適塾開塾は明治維新まで30年という、社会に閉塞感が漂い、天然痘やコレラといった得体の知れない恐怖に曝されていた時期でした。洪庵の学問は、蘭学に活路を求めた多くの若者を日本各地から引きつけ、そして大きく育みました。適塾で学んだ千人を超える門下生から、日本の近代化に大きく貢献した人物が何人も輩出したことは周知のことです。歴史に名を残す人々だけでなく、各地で教育や医療に携わった門下生たちが日本の速やかな近代化を支えたことも疑いのないことです。

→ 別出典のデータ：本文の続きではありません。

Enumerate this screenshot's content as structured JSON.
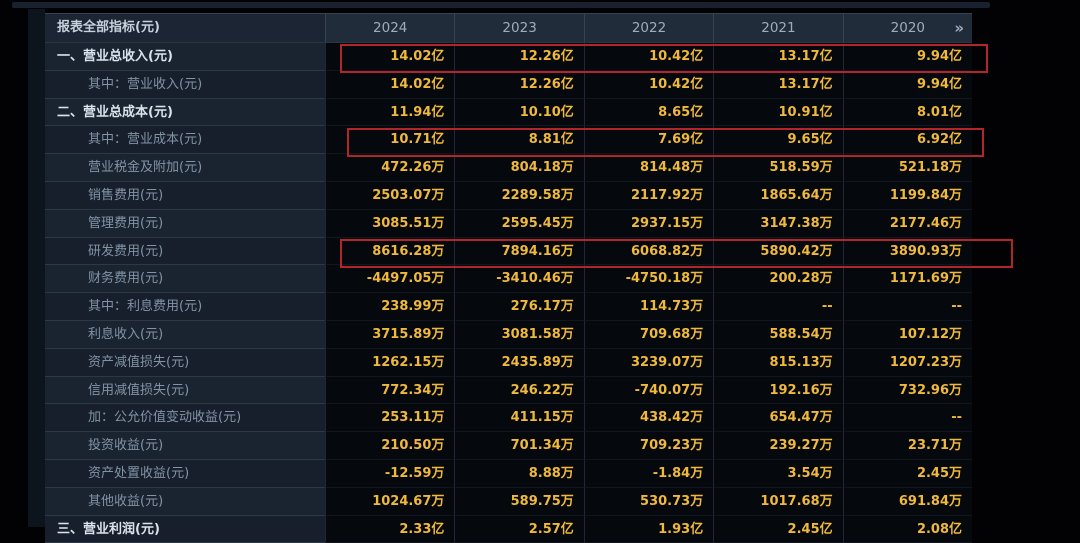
{
  "table": {
    "header": {
      "indicator_label": "报表全部指标(元)",
      "years": [
        "2024",
        "2023",
        "2022",
        "2021",
        "2020"
      ],
      "more_icon": "»"
    },
    "rows": [
      {
        "label": "一、营业总收入(元)",
        "indent": 1,
        "highlighted": true,
        "values": [
          "14.02亿",
          "12.26亿",
          "10.42亿",
          "13.17亿",
          "9.94亿"
        ]
      },
      {
        "label": "其中：营业收入(元)",
        "indent": 2,
        "values": [
          "14.02亿",
          "12.26亿",
          "10.42亿",
          "13.17亿",
          "9.94亿"
        ]
      },
      {
        "label": "二、营业总成本(元)",
        "indent": 1,
        "values": [
          "11.94亿",
          "10.10亿",
          "8.65亿",
          "10.91亿",
          "8.01亿"
        ]
      },
      {
        "label": "其中：营业成本(元)",
        "indent": 2,
        "highlighted": true,
        "values": [
          "10.71亿",
          "8.81亿",
          "7.69亿",
          "9.65亿",
          "6.92亿"
        ]
      },
      {
        "label": "营业税金及附加(元)",
        "indent": 2,
        "values": [
          "472.26万",
          "804.18万",
          "814.48万",
          "518.59万",
          "521.18万"
        ]
      },
      {
        "label": "销售费用(元)",
        "indent": 2,
        "values": [
          "2503.07万",
          "2289.58万",
          "2117.92万",
          "1865.64万",
          "1199.84万"
        ]
      },
      {
        "label": "管理费用(元)",
        "indent": 2,
        "values": [
          "3085.51万",
          "2595.45万",
          "2937.15万",
          "3147.38万",
          "2177.46万"
        ]
      },
      {
        "label": "研发费用(元)",
        "indent": 2,
        "highlighted": true,
        "values": [
          "8616.28万",
          "7894.16万",
          "6068.82万",
          "5890.42万",
          "3890.93万"
        ]
      },
      {
        "label": "财务费用(元)",
        "indent": 2,
        "values": [
          "-4497.05万",
          "-3410.46万",
          "-4750.18万",
          "200.28万",
          "1171.69万"
        ]
      },
      {
        "label": "其中：利息费用(元)",
        "indent": 2,
        "values": [
          "238.99万",
          "276.17万",
          "114.73万",
          "--",
          "--"
        ]
      },
      {
        "label": "利息收入(元)",
        "indent": 2,
        "values": [
          "3715.89万",
          "3081.58万",
          "709.68万",
          "588.54万",
          "107.12万"
        ]
      },
      {
        "label": "资产减值损失(元)",
        "indent": 2,
        "values": [
          "1262.15万",
          "2435.89万",
          "3239.07万",
          "815.13万",
          "1207.23万"
        ]
      },
      {
        "label": "信用减值损失(元)",
        "indent": 2,
        "values": [
          "772.34万",
          "246.22万",
          "-740.07万",
          "192.16万",
          "732.96万"
        ]
      },
      {
        "label": "加：公允价值变动收益(元)",
        "indent": 2,
        "values": [
          "253.11万",
          "411.15万",
          "438.42万",
          "654.47万",
          "--"
        ]
      },
      {
        "label": "投资收益(元)",
        "indent": 2,
        "values": [
          "210.50万",
          "701.34万",
          "709.23万",
          "239.27万",
          "23.71万"
        ]
      },
      {
        "label": "资产处置收益(元)",
        "indent": 2,
        "values": [
          "-12.59万",
          "8.88万",
          "-1.84万",
          "3.54万",
          "2.45万"
        ]
      },
      {
        "label": "其他收益(元)",
        "indent": 2,
        "values": [
          "1024.67万",
          "589.75万",
          "530.73万",
          "1017.68万",
          "691.84万"
        ]
      },
      {
        "label": "三、营业利润(元)",
        "indent": 1,
        "partial": true,
        "values": [
          "2.33亿",
          "2.57亿",
          "1.93亿",
          "2.45亿",
          "2.08亿"
        ]
      }
    ]
  },
  "colors": {
    "value_text": "#f0b93c",
    "highlight_border": "#b2252b",
    "header_text": "#9fabbc",
    "level1_label": "#dae2ec",
    "level2_label": "#8293a5",
    "label_cell_bg": "#1a2431",
    "data_cell_bg": "#05080d",
    "page_bg": "#020204"
  }
}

当時の塾生たちの勉学の様子を、福澤諭吉は、「学問勉強ということになっては、当時世の中に緒方塾生の右に出る者はなかろうと思われるその一例を申せば、(中略)時は何時でも構わぬ、ほとんど昼夜の区別はない、日が暮れたからといって寝ようとも思わず、頻りに書を読んでいる。読書にくたびれ眠くなって来れば、机の上に突っ伏して眠るか、あるいは床の間の床縁を枕にして眠るか、ついぞ本当に蒲団を敷いて夜具を掛けて枕をして寝るなどということは、ただの一度もしたことがない。(中略)これは私一人が別段に勉強生でも何でもない、同窓生は大抵みなそんなもので、およそ勉強ということについては、実にこの上にしようはないというほどに勉強していました。」と『福翁自伝』で述べ、近代医制、公衆衛生体制を整えた長與專齋(ながよせんさい)は、「塾中畳一枚を一席とし、其内に机・夜具其他の諸道具を置き、此に起臥することにてすこぶる窮屈なり。なかんずく或は往来筋となり、又は壁に面したる席に居れば、夜間人に踏み起こされ、昼間燭を点して読書するなどの困難あり。然るに毎月末、席換えとて輪講の席順に従い、上位の者より好み好みに席を取ることゆえ、一点にても勝を占めたる者は次の人を追退けて其席を占むることを得るなり」と『松香私志』に記しています。
適塾の建物は奇跡的に戦災を免れ、大阪北浜に現存し、一般公開されており、今も当時の雰囲気を漂わせ、塾生たちの志に思いを馳せることができます。